U.S. SUPREME COURT -- Mike and Chantell Sackett were only trying to build their three bedroom home overlooking Priest Lake, Idaho, when the Environmental Protection Agency turned their dream into a nightmare.
Now, the Sacketts are fighting before the U.S. Supreme Court to prevent their financial demise.
In May 2007, the EPA ordered the couple to stop construction on their lot, alleging it was a protected wetland.
The agency then hit the Sacketts with a massive $37,500 per day fine until the land was restored, fenced off and left unaltered for three years.
"Can you imagine that? Going to bed every night with that on your mind? By now, we're up over $40 million in fines. It's literally terrifying," Mike Sackett said.
The Sacketts -- who are small business owners -- now face the very real possibility of financial ruin.
After attempting to fight the EPA, the couple found that federal rules prevented them from taking the agency to court.
"The government's here to serve us. And they're not. They're coming into people's lives, turning them upside down, and making it to where you can't fight back," Mike explained.
As a result, the couple joined with the non-profit Pacific Legal Foundation to fight for one of the most fundamental rights in America: property rights.
"EPA, like any federal agency, is not a law unto itself. Even the EPA must abide by the constitutional protections for private property rights that our founders enshrined, and people like the Sacketts can't have their dream home and their dreams to build that home trampled upon by an agency run wild," said Damien Schiff of the Pacific Legal Foundation.
Justices began hearing the Sacketts' case Monday, and appeared sympathetic to the couple's plight.

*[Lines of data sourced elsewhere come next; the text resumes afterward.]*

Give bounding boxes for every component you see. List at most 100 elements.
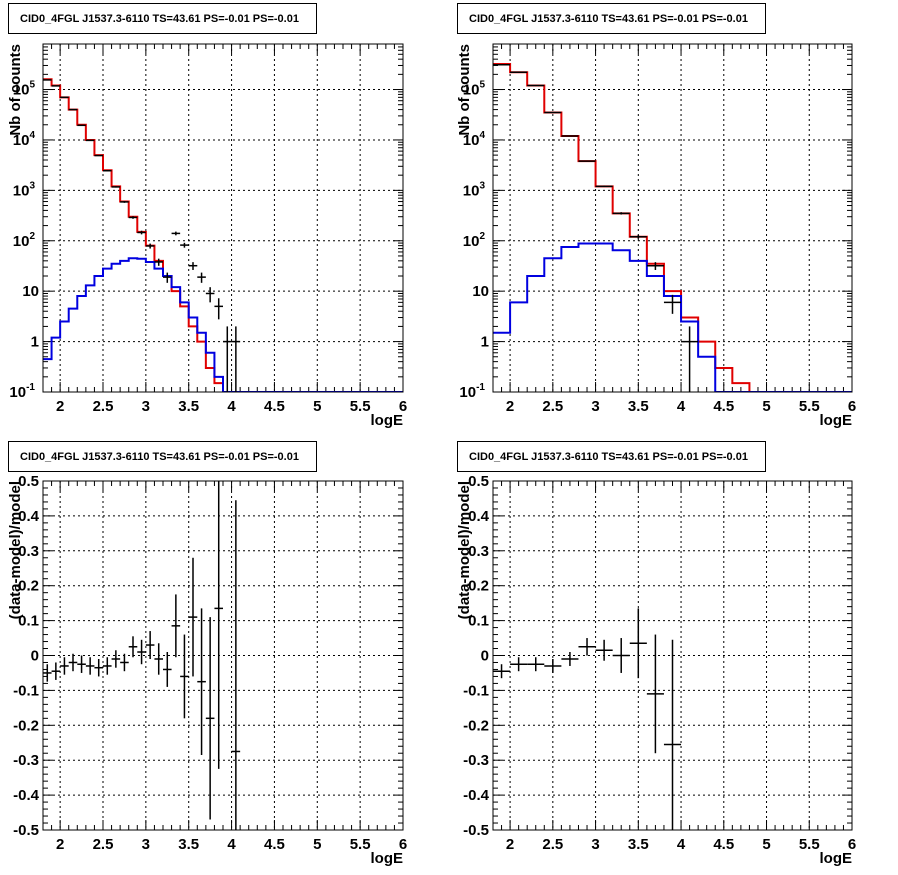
residual-point (111, 650, 121, 668)
x-tick-label: 6 (848, 836, 856, 853)
histogram-model_source (493, 242, 852, 392)
y-tick-label: 0.2 (18, 578, 39, 595)
data-point (188, 262, 198, 270)
residual-point (527, 657, 545, 672)
x-tick-label: 4.5 (713, 836, 734, 853)
x-tick-label: 3 (591, 398, 599, 415)
residual-point (43, 664, 52, 682)
x-axis-label: logE (820, 850, 853, 867)
y-tick-label: -0.3 (13, 752, 39, 769)
y-tick-label: -0.5 (463, 822, 489, 839)
y-tick-label: 1 (31, 334, 39, 351)
x-tick-label: 5 (313, 836, 321, 853)
panel-title: CID0_4FGL J1537.3-6110 TS=43.61 PS=-0.01… (20, 451, 299, 463)
data-point (180, 242, 189, 248)
x-tick-label: 4 (227, 836, 236, 853)
data-point (223, 326, 232, 392)
grid (493, 44, 852, 392)
data-point (137, 230, 146, 235)
y-tick-label: 102 (463, 231, 486, 250)
residual-point (629, 608, 647, 679)
y-tick-label: -0.3 (463, 752, 489, 769)
residual-point (205, 617, 215, 820)
plot-area (493, 63, 852, 392)
title-box-frame (457, 3, 766, 34)
plot-frame (492, 480, 853, 831)
x-tick-label: 3 (142, 398, 150, 415)
data-point (94, 154, 103, 157)
title-box-frame (457, 441, 766, 472)
residual-point (120, 653, 129, 672)
x-tick-label: 5 (762, 398, 770, 415)
x-tick-label: 5 (762, 836, 770, 853)
residual-point (180, 634, 189, 719)
data-point (171, 231, 181, 236)
y-tick-label: 0 (481, 648, 489, 665)
residual-point (646, 634, 664, 754)
y-tick-label: -0.5 (13, 822, 39, 839)
y-tick-label: 0.2 (468, 578, 489, 595)
y-tick-label: -0.2 (13, 717, 39, 734)
x-tick-label: 3 (142, 836, 150, 853)
residual-point (231, 500, 241, 830)
residual-point (493, 664, 511, 679)
residual-point (51, 662, 61, 680)
y-tick-label: 0.5 (18, 473, 39, 490)
data-point (663, 294, 682, 314)
data-point (103, 169, 112, 172)
x-tick-label: 2.5 (542, 398, 563, 415)
x-tick-label: 5.5 (350, 836, 371, 853)
residual-point (171, 594, 181, 658)
x-tick-label: 2.5 (542, 836, 563, 853)
residual-point (188, 557, 198, 677)
data-point (197, 272, 206, 283)
residual-point (60, 657, 69, 675)
data-point (120, 201, 129, 203)
data-point (681, 326, 699, 392)
y-tick-label: 0.4 (468, 508, 490, 525)
panel-title-box: CID0_4FGL J1537.3-6110 TS=43.61 PS=-0.01… (8, 3, 317, 34)
residual-point (214, 481, 223, 769)
panel-title: CID0_4FGL J1537.3-6110 TS=43.61 PS=-0.01… (469, 451, 748, 463)
data-point (128, 216, 138, 219)
axes: 2 2.5 3 3.5 4 4.5 5 5.5 6 -0.5 -0.4 -0.3 -0.2 -0.1 0 0.… (456, 473, 856, 867)
residual-point (663, 639, 682, 830)
plot-frame (42, 480, 404, 831)
y-tick-label: 0.5 (468, 473, 489, 490)
y-tick-label: -0.2 (463, 717, 489, 734)
grid (493, 481, 852, 830)
residual-point (544, 658, 562, 673)
x-tick-label: 2 (506, 836, 514, 853)
data-point (205, 287, 215, 303)
x-tick-label: 3.5 (628, 398, 649, 415)
x-tick-label: 2.5 (93, 398, 114, 415)
x-tick-label: 5.5 (799, 836, 820, 853)
y-tick-label: 103 (463, 180, 486, 199)
data-point (612, 212, 630, 215)
data-point (111, 186, 121, 188)
x-tick-label: 6 (848, 398, 856, 415)
residual-point (561, 652, 579, 666)
residual-point (578, 638, 596, 656)
chart-panel-residuals-coarse: CID0_4FGL J1537.3-6110 TS=43.61 PS=-0.01… (456, 441, 856, 867)
data-point (214, 298, 223, 320)
residual-point (77, 655, 86, 673)
x-tick-label: 2 (506, 398, 514, 415)
histogram-model_total (43, 78, 403, 392)
chart-panel-counts-fine: CID0_4FGL J1537.3-6110 TS=43.61 PS=-0.01… (7, 3, 407, 429)
x-axis-label: logE (371, 850, 404, 867)
x-tick-label: 3 (591, 836, 599, 853)
chart-panel-residuals-fine: CID0_4FGL J1537.3-6110 TS=43.61 PS=-0.01… (7, 441, 407, 867)
x-tick-label: 4 (677, 398, 686, 415)
data-point (231, 326, 241, 392)
y-axis-label: Nb of counts (7, 44, 24, 136)
data-point (629, 234, 647, 239)
data-point (595, 185, 613, 188)
x-tick-label: 3.5 (178, 836, 199, 853)
panel-title: CID0_4FGL J1537.3-6110 TS=43.61 PS=-0.01… (20, 13, 299, 25)
residual-point (595, 639, 613, 661)
y-tick-label: 10 (472, 283, 489, 300)
x-tick-label: 5.5 (350, 398, 371, 415)
y-tick-label: 104 (463, 130, 486, 149)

The EPA argued that its decision to fine the Sacketts should be free of judicial review.
"They (the justices) were as exasperated by that assertion as we have been. So to that extent, it was gratifying," Schiff said.
"I was very hopeful when you heard some of the questions that were common sense questions to ask. I was elated," Chantell added.
In question is whether a federal group like the EPA has the power to outweigh a citizen's property rights.
Schiff says the Sacketts are just the latest victims of government regulatory abuse.